Free Speech Movement Cafe Education Programs Presents: Addressing Racism and Sexism in WikipediaFri, March 01, 2019, 2:00 am to 3:30 am
Free Speech Movement Cafe, Moffit Library, UC Berkeley
Panelists: Merrilee Proffitt, Victoria Robinson, Juana Maria Rodriguez
Though Wikipedia has in many ways democratized the information landscape, racial and gender bias in Wikipedia is well-documented. The alarming lack of women editors and editors of color has resulted in both biased and absent information in one of the most important collective knowledge repositories. The Art + Feminism + Race + Justice Wikipedia edit-a-thon at UC Berkeley is part of a national effort that invites participants to become a Wikipedia editor and contribute to addressing this problem. The edit-a-thon takes place Tuesday March 2, 12-5pm, 405 Moffitt Library. In this panel, speakers will address the importance of moving marginalized voices to the center in repositories like Wikipedia.
This event is free, open to the public, and all are invited to participate. The event will be recorded. Sponsored by the University Library’s Free Speech Movement (FSM) Café Programs Committee and The Art + Feminism + Race + Justice Wikipedia Edit-a-Thon Planning Committee. For more information: contact email@example.com
If you think you may require disability-related accommodations, including sign-language interpretation, please contact the event sponsor, firstname.lastname@example.org
Event Contact: email@example.com
Merrilee Proffitt works in OCLC Research and provides project management skills and expert support to institutions within the OCLC Research Library Partnership. Merrilee is an active member of the Society of American Archivists (SAA) and the Rare Books and Manuscripts Section of the Association of College and Research Libraries (RBMS-ACRL). She has also served on the Metadata Encoding and Transmission Standard (METS) Editorial Board, the Text Encoding Initiative Council and on the Encoded Archival Description Working Group. She is passionate about forging connections between Wikimedia projects and cultural heritage institutions. She is the editor of Leveraging Wikipedia: Connecting Communities of Knowledge (ALA Editions, 2018).
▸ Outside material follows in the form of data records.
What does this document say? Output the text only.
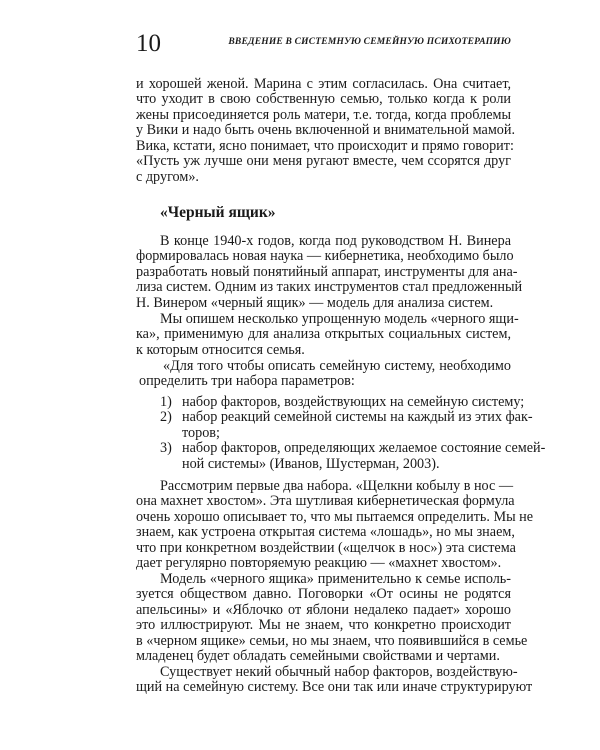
10	ВВЕДЕНИЕ В СИСТЕМНУЮ СЕМЕЙНУЮ ПСИХОТЕРАПИЮ
и хорошей женой. Марина с этим согласилась. Она считает,
что уходит в свою собственную семью, только когда к роли
жены присоединяется роль матери, т.е. тогда, когда проблемы
у Вики и надо быть очень включенной и внимательной мамой.
Вика, кстати, ясно понимает, что происходит и прямо говорит:
«Пусть уж лучше они меня ругают вместе, чем ссорятся друг
с другом».
«Черный ящик»
В конце 1940-х годов, когда под руководством Н. Винера
формировалась новая наука — кибернетика, необходимо было
разработать новый понятийный аппарат, инструменты для ана-
лиза систем. Одним из таких инструментов стал предложенный
Н. Винером «черный ящик» — модель для анализа систем.
Мы опишем несколько упрощенную модель «черного ящи-
ка», применимую для анализа открытых социальных систем,
к которым относится семья.
«Для того чтобы описать семейную систему, необходимо
определить три набора параметров:
1) набор факторов, воздействующих на семейную систему;
2) набор реакций семейной системы на каждый из этих фак-
торов;
3) набор факторов, определяющих желаемое состояние семей-
ной системы» (Иванов, Шустерман, 2003).
Рассмотрим первые два набора. «Щелкни кобылу в нос —
она махнет хвостом». Эта шутливая кибернетическая формула
очень хорошо описывает то, что мы пытаемся определить. Мы не
знаем, как устроена открытая система «лошадь», но мы знаем,
что при конкретном воздействии («щелчок в нос») эта система
дает регулярно повторяемую реакцию — «махнет хвостом».
Модель «черного ящика» применительно к семье исполь-
зуется обществом давно. Поговорки «От осины не родятся
апельсины» и «Яблочко от яблони недалеко падает» хорошо
это иллюстрируют. Мы не знаем, что конкретно происходит
в «черном ящике» семьи, но мы знаем, что появившийся в семье
младенец будет обладать семейными свойствами и чертами.
Существует некий обычный набор факторов, воздействую-
щий на семейную систему. Все они так или иначе структурируют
Victoria Robinson is the director of the American Cultures Center and a lecturer at UC Berkeley in Ethnic Studies and Women’s Studies, teaching courses addressing race and ethnicity in the United States and global female migrations. Her most recent area of research addresses the gendering of post-industrial return migrations to the Caribbean. As director, Victoria has continued to build the nationally-recognized American Cultures undergraduate diversity curriculum. Dr. Robinson's most recent scholarship and teaching reveals the woven connections between mass incarceration, immigration detention and deportation, and centrally those community-based movements which seek to mobilize the political and social rights of those inside and between walls and cages.
Juana Maria Rodríguez, Professor of Ethnic Studies and Core faculty in Performance Studies, is the author of two books, Queer Latinidad: Identity Practices, Discursive Spaces (NYU Press, 2003) and Sexual Futures, Queer Gestures, and Other Latina Longings (NYU Press 2014) which won the Alan Bray Memorial Book Prize at the Modern Language Association and was a Lambda Literary Foundation Finalist for LGBT Studies. In addition to her publications in academic journals internationally, she has also been featured on NPR’s Latino USA, NBC.com, Canadian News Network, The Chronicle of Higher Education, and Cosmopolitan for Latinas. She is currently working on a book on visual culture and Latina sexual labor and co-editing a special issue of TSQ: Transgender Studies Quarterly on "Trans Studies en las Americas".